(The following mini result came about as I was thinking about tools to tackle data availability. I’m sharing it here as it may be useful for other purposes.)
In cryptographic literature the topic of “fair exchange” is an active area of research that tries to solve the following problem. You have two parties, Alice and Bob. Alice has a piece of data D_A (e.g. raw data identified by a hash, signatures, results of a database query, etc.) that Bob wants, and Bob has a piece of data D_B that Alice wants. Can one design a trade mechanism that ensures atomicity, i.e. either both Alice gets D_B and Bob gets D_A, or neither Alice gets D_B nor Bob gets D_A?
A key result in the field is that, in the general case, fair exchange is impossible without a third party. This impossibility result can be problematic for decentralised applications. For example, Filecoin wants to atomically exchange files for payment, but they’ve resorted to the mitigation of slicing the files into many small chunks which are released tit-for-tat using a payment channel (see page 27 of the whitepaper). This is imperfect for example because the file may only be useful in its entirety, but the provider still gets paid for partially sharing the file.

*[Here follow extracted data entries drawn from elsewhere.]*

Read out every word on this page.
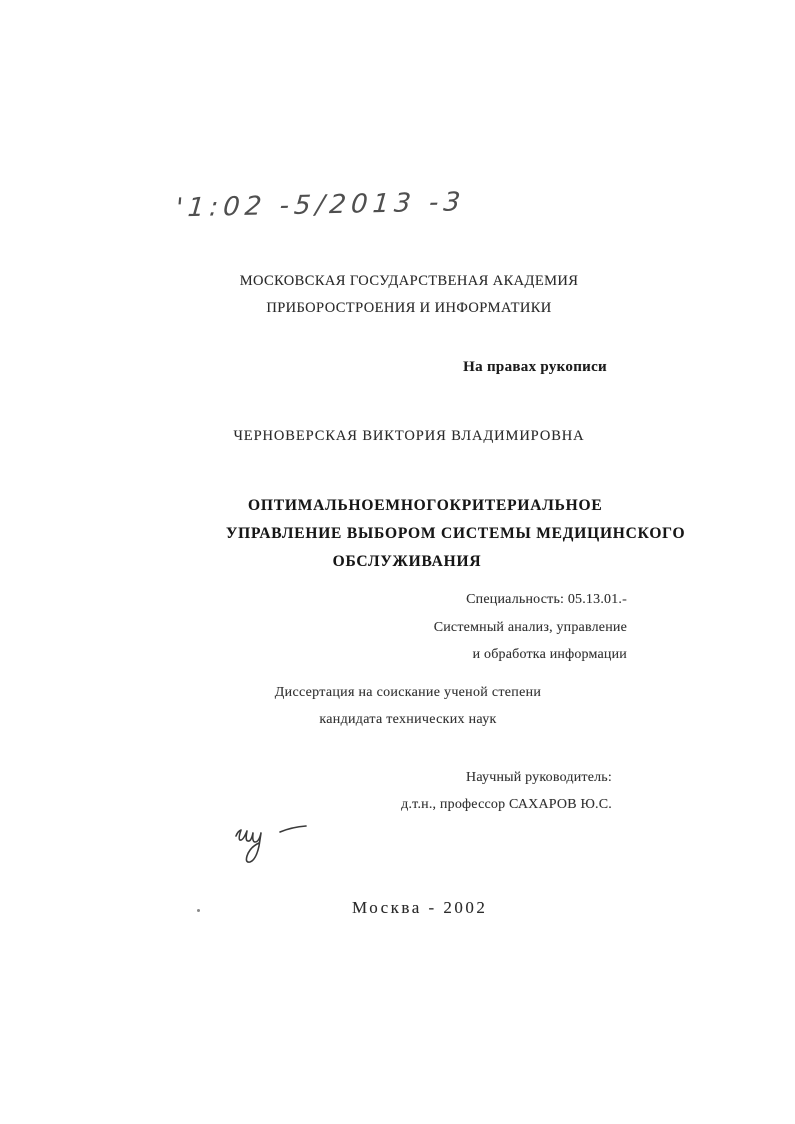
'1:02 -5/2013 -3
МОСКОВСКАЯ ГОСУДАРСТВЕНАЯ АКАДЕМИЯ
ПРИБОРОСТРОЕНИЯ И ИНФОРМАТИКИ
На правах рукописи
ЧЕРНОВЕРСКАЯ ВИКТОРИЯ ВЛАДИМИРОВНА
ОПТИМАЛЬНОЕ МНОГОКРИТЕРИАЛЬНОЕ
УПРАВЛЕНИЕ ВЫБОРОМ СИСТЕМЫ МЕДИЦИНСКОГО
ОБСЛУЖИВАНИЯ
Специальность: 05.13.01.-
Системный анализ, управление
и обработка информации
Диссертация на соискание ученой степени
кандидата технических наук
Научный руководитель:
д.т.н., профессор САХАРОВ Ю.С.
Москва - 2002
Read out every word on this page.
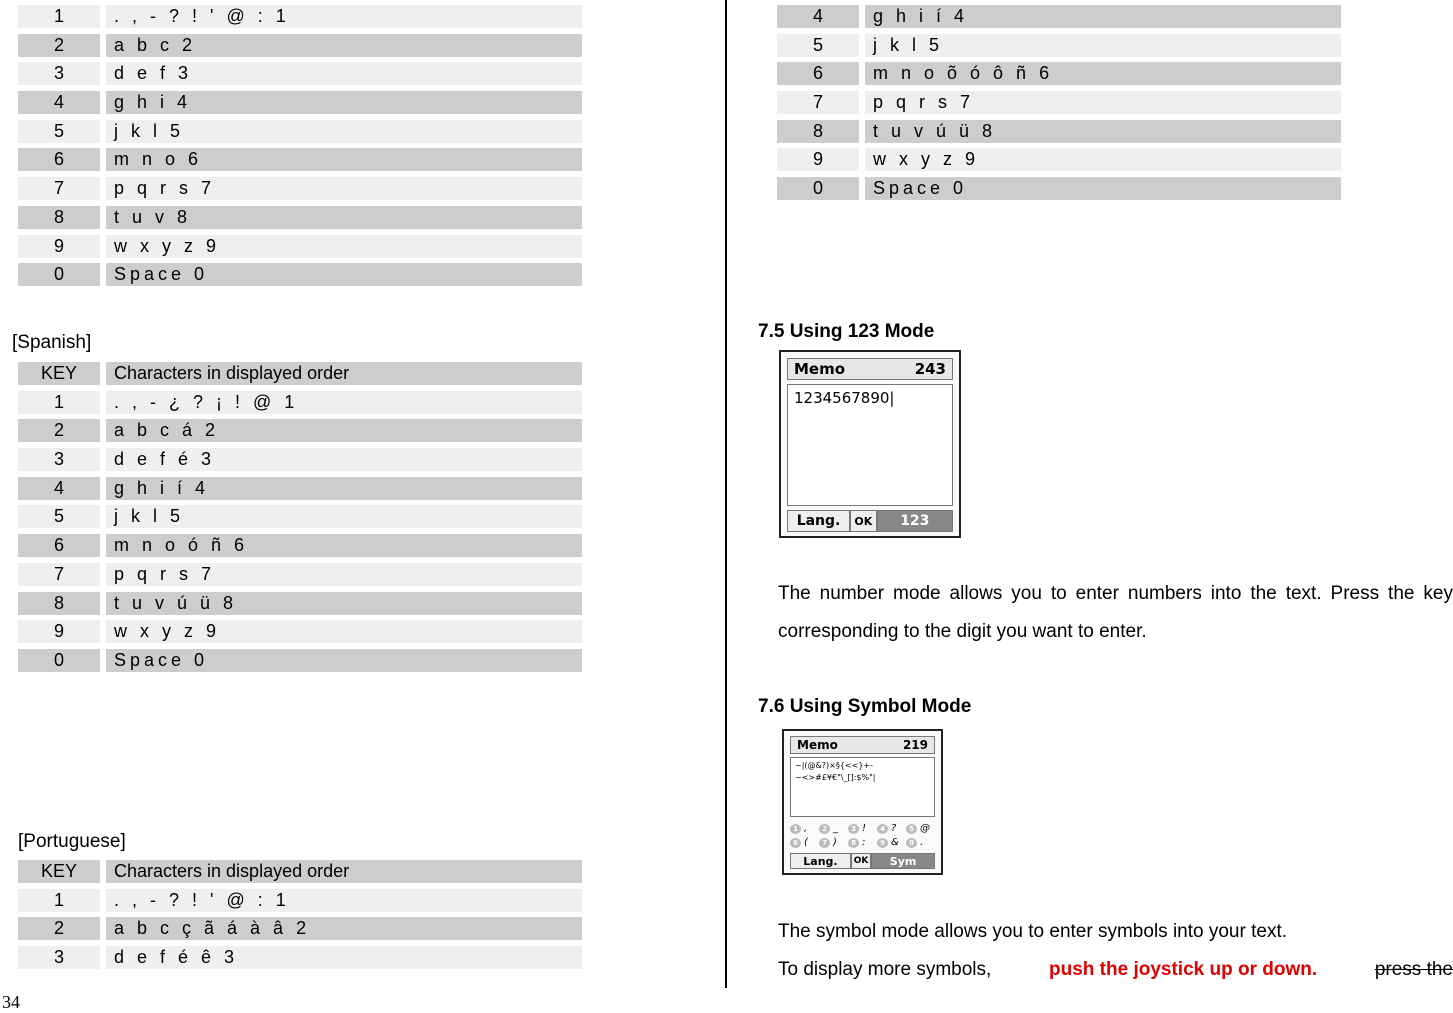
1	. , - ? ! ' @ : 1
2	a b c 2
3	d e f 3
4	g h i 4
5	j k l 5
6	m n o 6
7	p q r s 7
8	t u v 8
9	w x y z 9
0	Space 0
[Spanish]
KEY	Characters in displayed order
1	. , - ¿ ? ¡ ! @ 1
2	a b c á 2
3	d e f é 3
4	g h i í 4
5	j k l 5
6	m n o ó ñ 6
7	p q r s 7
8	t u v ú ü 8
9	w x y z 9
0	Space 0
[Portuguese]
KEY	Characters in displayed order
1	. , - ? ! ' @ : 1
2	a b c ç ã á à â 2
3	d e f é ê 3
34
4	g h i í 4
5	j k l 5
6	m n o õ ó ô ñ 6
7	p q r s 7
8	t u v ú ü 8
9	w x y z 9
0	Space 0
7.5 Using 123 Mode
Memo	243
1234567890|
Lang.	OK	123
The number mode allows you to enter numbers into the text. Press the key corresponding to the digit you want to enter.
7.6 Using Symbol Mode
Memo	219
~|(@&?)×§{<<}+-
~<>#£¥€"\_[]:$%"|
1 ,	2 _	3 !	4 ?	5 @
6 (	7 )	8 :	9 &	0 .
Lang.	OK	Sym
The symbol mode allows you to enter symbols into your text.
To display more symbols,	push the joystick up or down.	press the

As it turns out, fair exchange is possible without a trusted third party using cryptoeconomics (as opposed to pure cryptography). For that, Alice and Bob do the following:
- They encrypt D_A and D_B using public keys Pub_A and Pub_B to produce E_A and E_B
- They swap (non-atomically) E_A and E_B (this shouldn’t reveal information about D_A or D_B if padding is used)
- They prove to each other in zero knowledge (e.g. using zkSNARKs or zkSTARKs) that E_A and E_B were correctly constructed
- They post a large collateral (much larger than the value of D_A or D_B) into a fair exchange smart contract initialised with parameters Pub_A and Pub_B
Once step 4 is completed, the smart contract starts a countdown during which Alice and Bob need to post the private counterparts of Pub_A and Pub_B to the contract otherwise the corresponding collateral is burned. At this point, Alice and Bob are both highly incentivised to release the private keys, thereby completing the fair exchange.